Caffeine is a popular stimulant that impacts the central nervous system. Caffeine is produced naturally in plants that grow cocoa beans, kola nuts, coffee beans, tea leaves, and other substances.
There are varying degrees of caffeine sensitivity. One person can drink a triple-shot espresso without getting the jitters. Others experience insomnia hours after drinking a small glass of cola. Caffeine sensitivity can also fluctuate daily, based upon multiple changing factors.
While there’s no specific test which measures caffeine sensitivity, most people fall within one of three groups:
Most people have a normal sensitivity to caffeine. People in this range can take in up to 400 milligrams of caffeine daily, without experiencing adverse effects.

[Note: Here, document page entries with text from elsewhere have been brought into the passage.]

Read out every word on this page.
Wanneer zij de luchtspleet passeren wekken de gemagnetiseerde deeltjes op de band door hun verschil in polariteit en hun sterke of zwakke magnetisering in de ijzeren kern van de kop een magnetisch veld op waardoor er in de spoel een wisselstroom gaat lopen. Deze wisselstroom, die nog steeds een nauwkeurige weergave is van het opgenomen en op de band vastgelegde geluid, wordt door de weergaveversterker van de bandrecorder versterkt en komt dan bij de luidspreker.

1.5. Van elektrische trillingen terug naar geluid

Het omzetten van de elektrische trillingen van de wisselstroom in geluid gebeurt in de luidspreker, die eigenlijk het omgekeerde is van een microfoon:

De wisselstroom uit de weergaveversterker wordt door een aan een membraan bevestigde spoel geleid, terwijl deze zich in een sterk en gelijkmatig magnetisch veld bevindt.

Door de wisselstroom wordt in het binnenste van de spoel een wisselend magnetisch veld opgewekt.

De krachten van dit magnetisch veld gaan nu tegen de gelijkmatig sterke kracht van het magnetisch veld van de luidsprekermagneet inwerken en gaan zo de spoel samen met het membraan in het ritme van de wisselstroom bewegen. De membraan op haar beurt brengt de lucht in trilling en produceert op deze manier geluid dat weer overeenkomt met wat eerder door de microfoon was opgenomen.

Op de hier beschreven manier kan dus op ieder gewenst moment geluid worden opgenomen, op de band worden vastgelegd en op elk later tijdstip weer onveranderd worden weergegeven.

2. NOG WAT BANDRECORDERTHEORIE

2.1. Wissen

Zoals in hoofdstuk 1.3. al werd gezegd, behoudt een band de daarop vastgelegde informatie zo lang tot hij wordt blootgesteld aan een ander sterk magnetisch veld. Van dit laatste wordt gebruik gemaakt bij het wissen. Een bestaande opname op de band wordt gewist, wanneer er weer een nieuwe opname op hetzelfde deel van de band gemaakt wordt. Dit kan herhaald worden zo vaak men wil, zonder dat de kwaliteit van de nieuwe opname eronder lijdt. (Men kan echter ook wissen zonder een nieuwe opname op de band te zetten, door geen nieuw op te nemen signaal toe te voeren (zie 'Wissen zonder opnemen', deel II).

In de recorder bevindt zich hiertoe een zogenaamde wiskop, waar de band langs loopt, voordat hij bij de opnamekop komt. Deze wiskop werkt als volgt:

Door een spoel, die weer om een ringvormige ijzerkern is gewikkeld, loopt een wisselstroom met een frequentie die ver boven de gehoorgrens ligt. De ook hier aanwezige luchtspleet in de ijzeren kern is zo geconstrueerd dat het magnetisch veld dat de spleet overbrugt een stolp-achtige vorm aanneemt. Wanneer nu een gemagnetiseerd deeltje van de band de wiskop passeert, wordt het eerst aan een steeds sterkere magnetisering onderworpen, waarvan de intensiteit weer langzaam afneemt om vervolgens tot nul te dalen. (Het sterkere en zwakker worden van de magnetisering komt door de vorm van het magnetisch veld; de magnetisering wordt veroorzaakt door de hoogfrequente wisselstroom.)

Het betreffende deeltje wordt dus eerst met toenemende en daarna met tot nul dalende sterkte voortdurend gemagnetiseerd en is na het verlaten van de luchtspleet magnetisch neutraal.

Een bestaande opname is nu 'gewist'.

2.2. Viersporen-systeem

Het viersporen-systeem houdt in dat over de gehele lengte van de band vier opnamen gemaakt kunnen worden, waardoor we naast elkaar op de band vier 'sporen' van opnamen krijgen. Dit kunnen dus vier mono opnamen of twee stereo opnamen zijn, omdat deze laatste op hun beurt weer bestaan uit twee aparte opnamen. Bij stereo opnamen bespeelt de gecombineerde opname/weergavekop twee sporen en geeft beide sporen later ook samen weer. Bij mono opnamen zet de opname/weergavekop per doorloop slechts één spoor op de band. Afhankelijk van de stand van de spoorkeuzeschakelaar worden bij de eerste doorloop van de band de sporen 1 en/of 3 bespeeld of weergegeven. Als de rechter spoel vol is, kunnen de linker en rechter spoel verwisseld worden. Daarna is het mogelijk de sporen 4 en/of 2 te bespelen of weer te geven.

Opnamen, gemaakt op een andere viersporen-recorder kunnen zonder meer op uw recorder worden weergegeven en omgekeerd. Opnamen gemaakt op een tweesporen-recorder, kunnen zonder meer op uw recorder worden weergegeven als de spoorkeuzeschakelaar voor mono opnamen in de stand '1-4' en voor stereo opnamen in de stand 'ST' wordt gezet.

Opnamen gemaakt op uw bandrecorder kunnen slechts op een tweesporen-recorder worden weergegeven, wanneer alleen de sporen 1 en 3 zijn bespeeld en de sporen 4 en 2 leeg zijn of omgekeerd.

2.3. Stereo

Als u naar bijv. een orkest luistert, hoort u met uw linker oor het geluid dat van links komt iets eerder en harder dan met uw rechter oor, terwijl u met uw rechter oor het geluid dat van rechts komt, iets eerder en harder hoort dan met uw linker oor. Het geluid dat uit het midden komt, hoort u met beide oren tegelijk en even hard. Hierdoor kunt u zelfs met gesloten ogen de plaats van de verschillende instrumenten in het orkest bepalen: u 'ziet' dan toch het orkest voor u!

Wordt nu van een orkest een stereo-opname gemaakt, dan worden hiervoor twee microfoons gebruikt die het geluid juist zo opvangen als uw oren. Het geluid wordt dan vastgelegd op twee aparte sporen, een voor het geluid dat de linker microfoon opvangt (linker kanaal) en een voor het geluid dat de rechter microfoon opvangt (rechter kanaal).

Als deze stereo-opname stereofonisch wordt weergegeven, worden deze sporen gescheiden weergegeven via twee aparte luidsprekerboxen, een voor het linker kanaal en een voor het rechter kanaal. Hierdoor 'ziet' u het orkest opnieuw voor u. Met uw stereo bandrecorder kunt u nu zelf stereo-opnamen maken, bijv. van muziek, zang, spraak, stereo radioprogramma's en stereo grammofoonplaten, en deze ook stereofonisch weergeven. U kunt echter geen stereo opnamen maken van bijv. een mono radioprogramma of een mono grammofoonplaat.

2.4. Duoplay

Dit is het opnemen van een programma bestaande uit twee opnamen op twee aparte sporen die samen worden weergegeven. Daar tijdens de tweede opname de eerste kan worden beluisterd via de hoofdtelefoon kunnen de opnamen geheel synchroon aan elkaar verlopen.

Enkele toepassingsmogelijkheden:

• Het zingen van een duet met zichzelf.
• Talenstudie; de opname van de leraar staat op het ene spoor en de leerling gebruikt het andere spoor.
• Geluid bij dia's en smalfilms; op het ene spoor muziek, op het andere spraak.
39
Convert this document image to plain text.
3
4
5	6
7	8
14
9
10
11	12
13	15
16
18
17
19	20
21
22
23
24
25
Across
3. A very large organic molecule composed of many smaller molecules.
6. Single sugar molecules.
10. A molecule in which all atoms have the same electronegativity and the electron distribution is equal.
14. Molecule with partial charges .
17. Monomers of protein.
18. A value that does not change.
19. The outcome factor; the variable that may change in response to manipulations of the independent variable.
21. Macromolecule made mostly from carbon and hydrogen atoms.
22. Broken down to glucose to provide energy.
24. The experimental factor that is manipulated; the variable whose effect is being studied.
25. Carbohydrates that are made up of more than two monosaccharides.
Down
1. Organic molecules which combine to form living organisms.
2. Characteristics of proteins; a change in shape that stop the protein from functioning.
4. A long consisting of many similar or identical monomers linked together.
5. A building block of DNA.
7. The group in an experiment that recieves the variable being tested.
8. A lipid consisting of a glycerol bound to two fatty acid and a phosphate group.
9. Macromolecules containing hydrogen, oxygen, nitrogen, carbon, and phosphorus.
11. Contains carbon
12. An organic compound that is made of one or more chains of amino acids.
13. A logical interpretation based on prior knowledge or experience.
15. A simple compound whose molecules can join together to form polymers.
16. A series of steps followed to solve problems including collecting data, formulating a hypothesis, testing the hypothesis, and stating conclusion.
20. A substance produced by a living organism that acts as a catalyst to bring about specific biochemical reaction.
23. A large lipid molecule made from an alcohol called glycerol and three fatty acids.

According to a 2011 study, around 10 percent of the population carries a gene linked to higher caffeine intake. They can have large amounts of caffeine, late in the day, and not experience side effects, such as unwanted wakefulness.
People with heightened hypersensitivity to caffeine can’t tolerate small amounts of it without experiencing negative side effects.
This isn’t the same thing as an allergy to caffeine, though. A variety of factors causes caffeine sensitivity, such as genetics and your liver’s ability to metabolize caffeine. A caffeine allergy occurs if your immune system mistakes caffeine as a harmful invader and attempts to fight it off with antibodies.
People with caffeine sensitivity experience an intense adrenaline rush when they consume it. They may feel as if they’ve had five or six cups of espresso after drinking only a few sips of regular coffee. Since people with caffeine sensitivity metabolize caffeine more slowly, their symptoms may last for several hours. Symptoms may include:
- racing heartbeat
- nervousness or anxiousness
These symptoms differ from those of a caffeine allergy. Symptoms of a caffeine allergy include:
- itchy skin
- swelling of the throat or tongue
- in severe instances, difficulty breathing and anaphylaxis, a potentially dangerous condition
If you think you have caffeine sensitivity, make sure to become an avid label reader. Caffeine is an ingredient in many products, including medications and supplements.
Try writing a daily log of your food and drug intake to determine if you’re actually taking in more caffeine than you realize. Once you’ve definitively determined your intake, you may be able to more accurately pinpoint your sensitivity level.
If you continue to experience caffeine sensitivity, discuss your symptoms with your doctor. They can perform an allergy skin test to rule out a possible caffeine allergy. Your doctor might also recommend genetic testing to determine if you have a variation in any of the genes that affect metabolizing caffeine.
People with a normal sensitivity to caffeine can typically consume 200 to 400 milligrams daily without any ill effect. This is the equivalent of two to four 5-ounce cups of coffee. It isn’t recommended that people consume more than 600 milligrams daily. There are no current recommendations about caffeine intake for children or adolescents.
People who are highly sensitive to caffeine should greatly reduce or eliminate their intake completely. Some people are most comfortable if they consume no caffeine at all. Others may be able to tolerate a small amount, averaging 30 to 50 milligrams daily.
A 5-ounce cup of green tea has around 30 milligrams of caffeine. The average cup of decaffeinated coffee has 2 milligrams.
Many factors can result in caffeine sensitivity, such as gender, age, and weight. Other causes include:
Some medications and herbal supplements can increase caffeine’s effects. This includes the medication theophylline and the herbal supplements ephedrine and echinacea.
Genetics and brain chemistry
Your brain is made up of around 100 billion nerve cells, called neurons. The job of neurons is to transmit instructions within the brain and nervous system. They do this with the help of chemical neurotransmitters, such as adenosine and adrenaline.
Neurotransmitters act as a type of messenger service between neurons. They fire billions of times a day in reaction to your biological processes, movements, and thoughts. The more active your brain is, the more adenosine it produces.
As adenosine levels build up, you become more and more tired. Caffeine binds to adenosine receptors in the brain, blocking their ability to signal us when we become fatigued. It also impacts other neurotransmitters that have a stimulating, feel-good effect, such as dopamine.
According to a 2012 study, people with caffeine sensitivity have an amplified reaction to this process caused by a variation in their ADORA2A gene. People with this gene variation feel caffeine’s affects more powerfully and for longer periods of time.
Genetics may also play a role in how your liver metabolizes caffeine. People with caffeine sensitivity produce less of a liver enzyme called CYP1A2. This enzyme plays a role in how quickly your liver metabolizes caffeine. People with caffeine sensitivity take longer to process and eliminate caffeine from their system. This makes its impact more intense and last longer.
Caffeine sensitivity isn’t the same thing as caffeine allergy. Caffeine sensitivity may have a genetic link. While symptoms aren’t usually harmful, you can eliminate your symptoms by reducing or eliminating caffeine.